Trib. trav. Hainaut (div. Tournai), 20 mars 2020, R.G. 19/147/A

Mis en ligne le mardi 29 septembre 2020


Dans un jugement du 20 mars 2020, le Tribunal du travail du Hainaut (division Tournai) rappelle que le motif grave exige un fait fautif ainsi que la propension de cette faute à altérer immédiatement et définitivement la confiance réciproque des parties, indispensable à l’exécution des relations professionnelles contractuelles.

Les faits

Une technologue de laboratoire, engagée par une société en 2002, est licenciée pour motif grave en 2018, le courrier de notification des motifs visant essentiellement l’agressivité et le manque de respect de l’intéressée vis-à-vis d’une collègue chargée de son évaluation. Lui est particulièrement reprochée sa réaction à l’évaluation d’un poste relatif au respect des délais convenus, alors que, pour d’autres, l’évaluatrice avait considéré que l’intéressée répondait aux attentes. Pour le représentant de la société, qui a assisté à une partie de l’incident, de tels manquements de respect à l’égard du département des ressources humaines ou de la direction ont choqué l’ensemble du personnel et sont constitutifs d’un motif grave de licenciement.

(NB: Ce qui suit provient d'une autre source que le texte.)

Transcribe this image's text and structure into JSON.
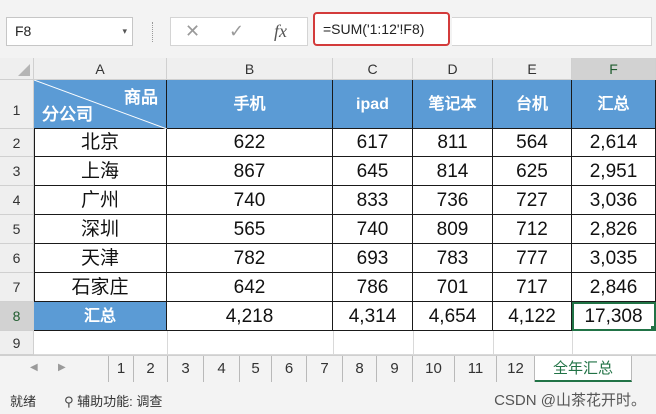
{
  "formula_bar": {
    "name_box": "F8",
    "name_box_dropdown": "▾",
    "cancel_icon": "✕",
    "enter_icon": "✓",
    "fx_icon": "fx",
    "formula": "=SUM('1:12'!F8)"
  },
  "columns": [
    "A",
    "B",
    "C",
    "D",
    "E",
    "F"
  ],
  "rows": [
    "1",
    "2",
    "3",
    "4",
    "5",
    "6",
    "7",
    "8",
    "9"
  ],
  "header": {
    "diag_top": "商品",
    "diag_bottom": "分公司",
    "products": [
      "手机",
      "ipad",
      "笔记本",
      "台机",
      "汇总"
    ]
  },
  "data_rows": [
    {
      "branch": "北京",
      "values": [
        "622",
        "617",
        "811",
        "564",
        "2,614"
      ]
    },
    {
      "branch": "上海",
      "values": [
        "867",
        "645",
        "814",
        "625",
        "2,951"
      ]
    },
    {
      "branch": "广州",
      "values": [
        "740",
        "833",
        "736",
        "727",
        "3,036"
      ]
    },
    {
      "branch": "深圳",
      "values": [
        "565",
        "740",
        "809",
        "712",
        "2,826"
      ]
    },
    {
      "branch": "天津",
      "values": [
        "782",
        "693",
        "783",
        "777",
        "3,035"
      ]
    },
    {
      "branch": "石家庄",
      "values": [
        "642",
        "786",
        "701",
        "717",
        "2,846"
      ]
    }
  ],
  "total_row": {
    "label": "汇总",
    "values": [
      "4,218",
      "4,314",
      "4,654",
      "4,122",
      "17,308"
    ]
  },
  "selected_cell": "F8",
  "sheet_tabs": [
    "1",
    "2",
    "3",
    "4",
    "5",
    "6",
    "7",
    "8",
    "9",
    "10",
    "11",
    "12",
    "全年汇总"
  ],
  "active_tab": "全年汇总",
  "tab_nav": {
    "prev": "◀",
    "next": "▶"
  },
  "status": {
    "ready": "就绪",
    "accessibility": "辅助功能: 调查"
  },
  "watermark": "CSDN @山茶花开时。",
  "colors": {
    "header_fill": "#5b9bd5",
    "selection": "#217346",
    "formula_highlight": "#d33b3b"
  }
}
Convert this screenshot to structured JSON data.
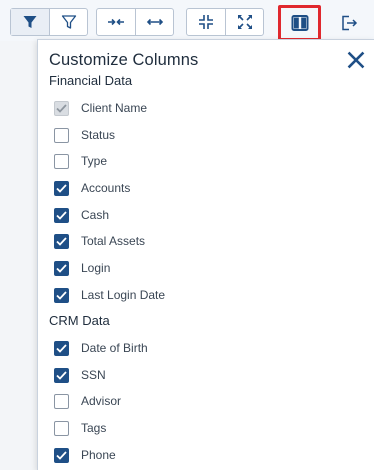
{
  "toolbar": {
    "buttons": [
      {
        "name": "filter-icon",
        "active": true
      },
      {
        "name": "filter-outline-icon",
        "active": false
      },
      {
        "name": "collapse-horizontal-icon",
        "active": false
      },
      {
        "name": "expand-horizontal-icon",
        "active": false
      },
      {
        "name": "collapse-icon",
        "active": false
      },
      {
        "name": "expand-icon",
        "active": false
      },
      {
        "name": "columns-icon",
        "active": false,
        "highlighted": true
      },
      {
        "name": "export-icon",
        "active": false
      }
    ]
  },
  "panel": {
    "title": "Customize Columns",
    "close_icon": "close-icon",
    "sections": [
      {
        "label": "Financial Data",
        "items": [
          {
            "label": "Client Name",
            "checked": true,
            "disabled": true
          },
          {
            "label": "Status",
            "checked": false,
            "disabled": false
          },
          {
            "label": "Type",
            "checked": false,
            "disabled": false
          },
          {
            "label": "Accounts",
            "checked": true,
            "disabled": false
          },
          {
            "label": "Cash",
            "checked": true,
            "disabled": false
          },
          {
            "label": "Total Assets",
            "checked": true,
            "disabled": false
          },
          {
            "label": "Login",
            "checked": true,
            "disabled": false
          },
          {
            "label": "Last Login Date",
            "checked": true,
            "disabled": false
          }
        ]
      },
      {
        "label": "CRM Data",
        "items": [
          {
            "label": "Date of Birth",
            "checked": true,
            "disabled": false
          },
          {
            "label": "SSN",
            "checked": true,
            "disabled": false
          },
          {
            "label": "Advisor",
            "checked": false,
            "disabled": false
          },
          {
            "label": "Tags",
            "checked": false,
            "disabled": false
          },
          {
            "label": "Phone",
            "checked": true,
            "disabled": false
          }
        ]
      }
    ]
  },
  "colors": {
    "accent": "#1f4f86",
    "highlight": "#e0282e",
    "band": "#e3ebf7"
  }
}
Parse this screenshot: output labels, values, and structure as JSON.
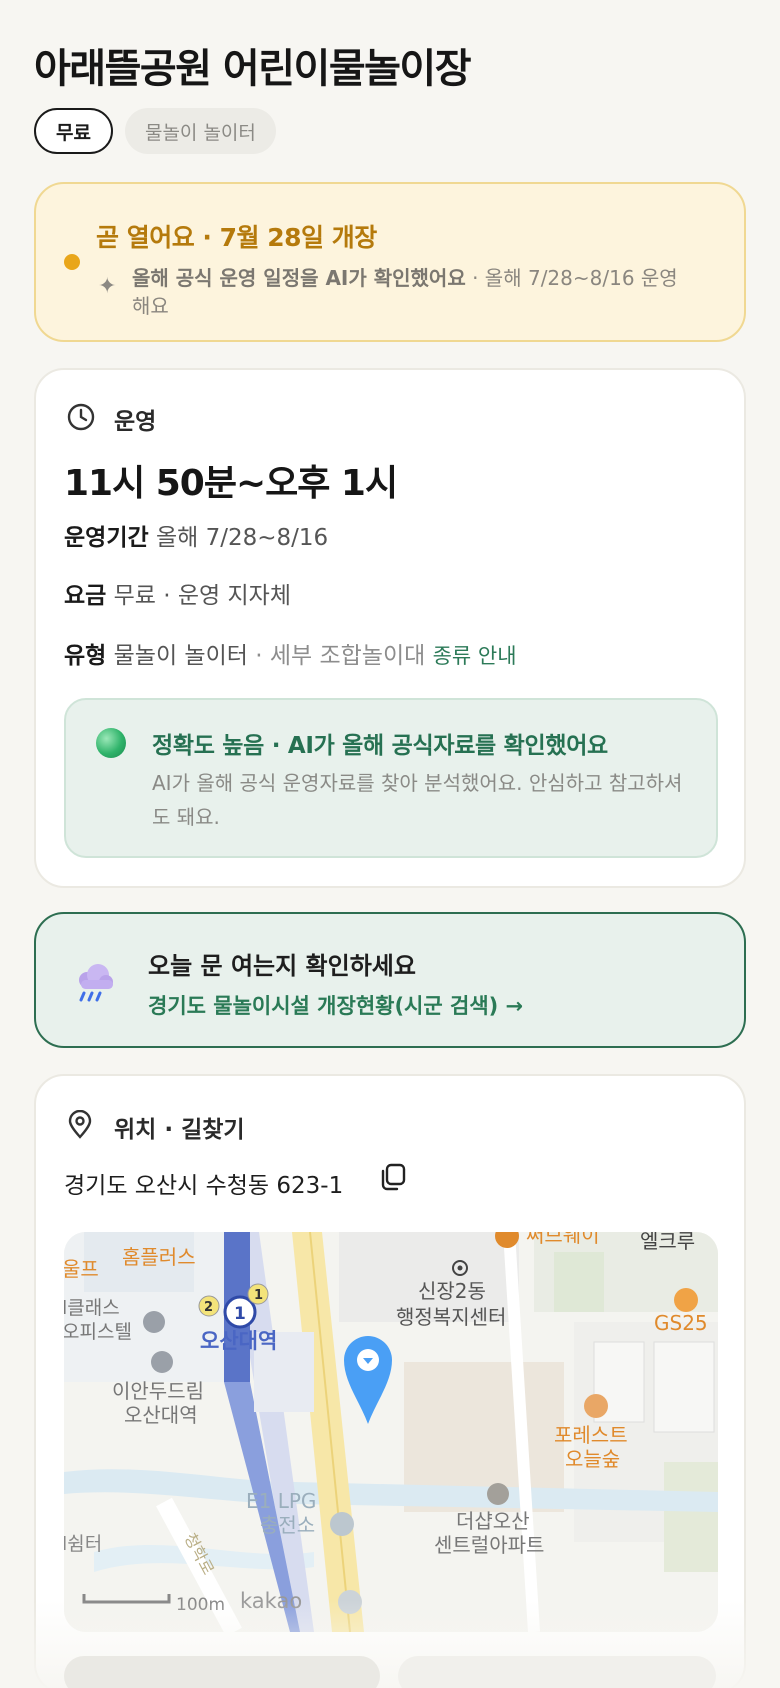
{
  "place": {
    "title": "아래뜰공원 어린이물놀이장",
    "tags": [
      "무료",
      "물놀이 놀이터"
    ]
  },
  "notice": {
    "headline": "곧 열어요 · 7월 28일 개장",
    "ai_confirm": "올해 공식 운영 일정을 AI가 확인했어요",
    "detail": " · 올해 7/28~8/16 운영해요",
    "accent_color": "#e9a61a"
  },
  "operation": {
    "section_title": "운영",
    "hours": "11시 50분~오후 1시",
    "period_label": "운영기간",
    "period_value": "올해 7/28~8/16",
    "fee_label": "요금",
    "fee_value": "무료 · 운영 지자체",
    "type_label": "유형",
    "type_value": "물놀이 놀이터",
    "type_detail": " · 세부 조합놀이대",
    "type_link": "종류 안내",
    "accuracy": {
      "title": "정확도 높음 · AI가 올해 공식자료를 확인했어요",
      "body": "AI가 올해 공식 운영자료를 찾아 분석했어요. 안심하고 참고하셔도 돼요."
    }
  },
  "open_check": {
    "title": "오늘 문 여는지 확인하세요",
    "link": "경기도 물놀이시설 개장현황(시군 검색) →"
  },
  "location": {
    "section_title": "위치 · 길찾기",
    "address": "경기도 오산시 수청동 623-1",
    "map": {
      "labels": {
        "homeplus": "홈플러스",
        "golf": "울프",
        "class1": "l클래스",
        "class2": "오피스텔",
        "station": "오산대역",
        "iandu1": "이안두드림",
        "iandu2": "오산대역",
        "sinjang1": "신장2동",
        "sinjang2": "행정복지센터",
        "subway": "써브웨이",
        "elk": "엘크루",
        "gs": "GS25",
        "forest1": "포레스트",
        "forest2": "오늘숲",
        "lpg1": "E1 LPG",
        "lpg2": "충전소",
        "shelter": "l쉼터",
        "road": "청학로",
        "apt1": "더샵오산",
        "apt2": "센트럴아파트",
        "scale": "100m",
        "provider": "kakao",
        "line1": "1",
        "line2": "2"
      }
    }
  }
}
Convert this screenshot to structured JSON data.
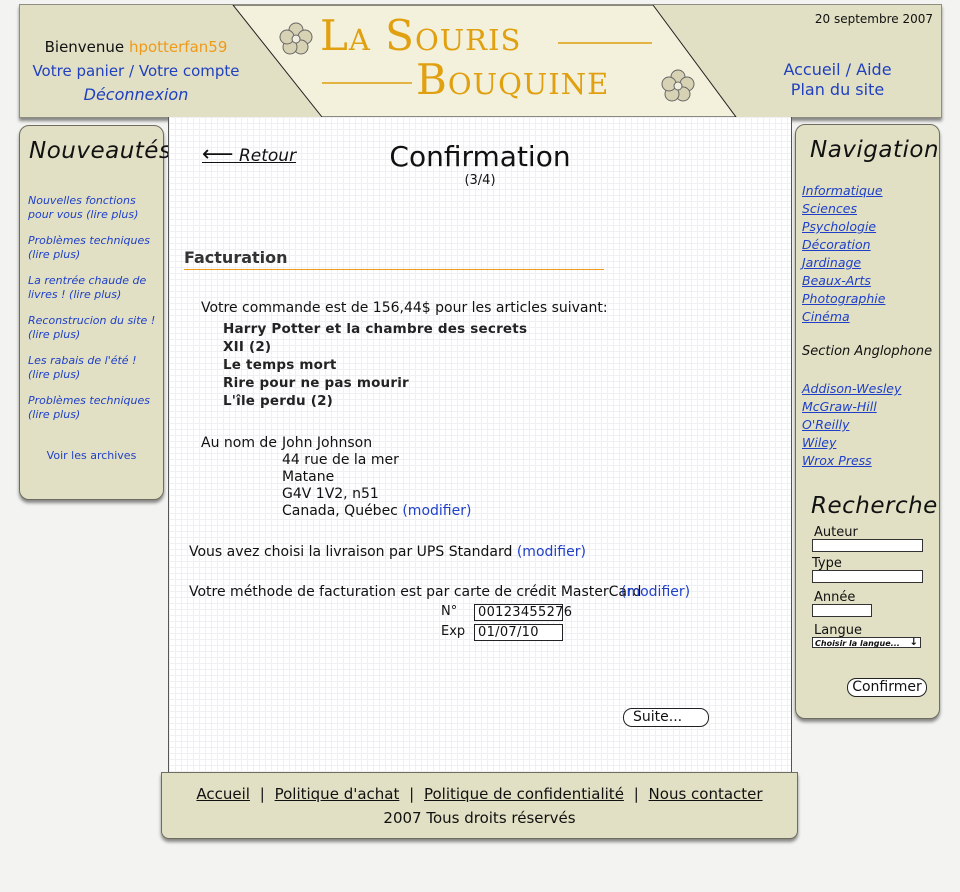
{
  "header": {
    "welcome": "Bienvenue",
    "username": "hpotterfan59",
    "cart": "Votre panier",
    "sep": "/",
    "account": "Votre compte",
    "logout": "Déconnexion",
    "logo_line1": "La Souris",
    "logo_line2": "Bouquine",
    "date": "20 septembre 2007",
    "home": "Accueil",
    "help": "Aide",
    "sitemap": "Plan du site"
  },
  "left": {
    "title": "Nouveautés",
    "items": [
      {
        "l1": "Nouvelles fonctions",
        "l2": "pour vous (lire plus)"
      },
      {
        "l1": "Problèmes techniques",
        "l2": "(lire plus)"
      },
      {
        "l1": "La rentrée chaude de",
        "l2": "livres ! (lire plus)"
      },
      {
        "l1": "Reconstrucion du site !",
        "l2": "(lire plus)"
      },
      {
        "l1": "Les rabais de l'été !",
        "l2": "(lire plus)"
      },
      {
        "l1": "Problèmes techniques",
        "l2": "(lire plus)"
      }
    ],
    "archives": "Voir les archives"
  },
  "main": {
    "back": "Retour",
    "title": "Confirmation",
    "step": "(3/4)",
    "section": "Facturation",
    "order_text": "Votre commande est de 156,44$ pour les articles suivant:",
    "books": [
      "Harry Potter et la chambre des secrets",
      "XII (2)",
      "Le temps mort",
      "Rire pour ne pas mourir",
      "L'île perdu (2)"
    ],
    "name_label": "Au nom de",
    "address": [
      "John Johnson",
      "44 rue de la mer",
      "Matane",
      "G4V 1V2, n51",
      "Canada, Québec"
    ],
    "modify": "(modifier)",
    "shipping": "Vous avez choisi la livraison par UPS Standard",
    "billing": "Votre méthode de facturation est par carte de crédit MasterCard",
    "card_no_label": "N°",
    "card_no": "00123455276",
    "exp_label": "Exp",
    "exp": "01/07/10",
    "next": "Suite..."
  },
  "right": {
    "title": "Navigation",
    "categories": [
      "Informatique",
      "Sciences",
      "Psychologie",
      "Décoration",
      "Jardinage",
      "Beaux-Arts",
      "Photographie",
      "Cinéma"
    ],
    "english_title": "Section Anglophone",
    "publishers": [
      "Addison-Wesley",
      "McGraw-Hill",
      "O'Reilly",
      "Wiley",
      "Wrox Press"
    ],
    "search_title": "Recherche",
    "author": "Auteur",
    "type": "Type",
    "year": "Année",
    "language": "Langue",
    "language_select": "Choisir la langue...",
    "confirm": "Confirmer"
  },
  "footer": {
    "home": "Accueil",
    "purchase": "Politique d'achat",
    "privacy": "Politique de confidentialité",
    "contact": "Nous contacter",
    "sep": "|",
    "copyright": "2007 Tous droits réservés"
  },
  "colors": {
    "accent": "#ef9a1a",
    "link": "#1f3fc8",
    "panel": "#e1e0c4"
  }
}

L’intéressée introduit une procédure devant le Tribunal du travail du Hainaut (division Tournai) en février 2019, postulant la condamnation de la société au paiement d’une indemnité compensatoire de préavis ainsi que d’une indemnité de protection de crédit-temps et/ou d’une indemnité pour licenciement manifestement déraisonnable. Sont également présents d’autres postes mineurs.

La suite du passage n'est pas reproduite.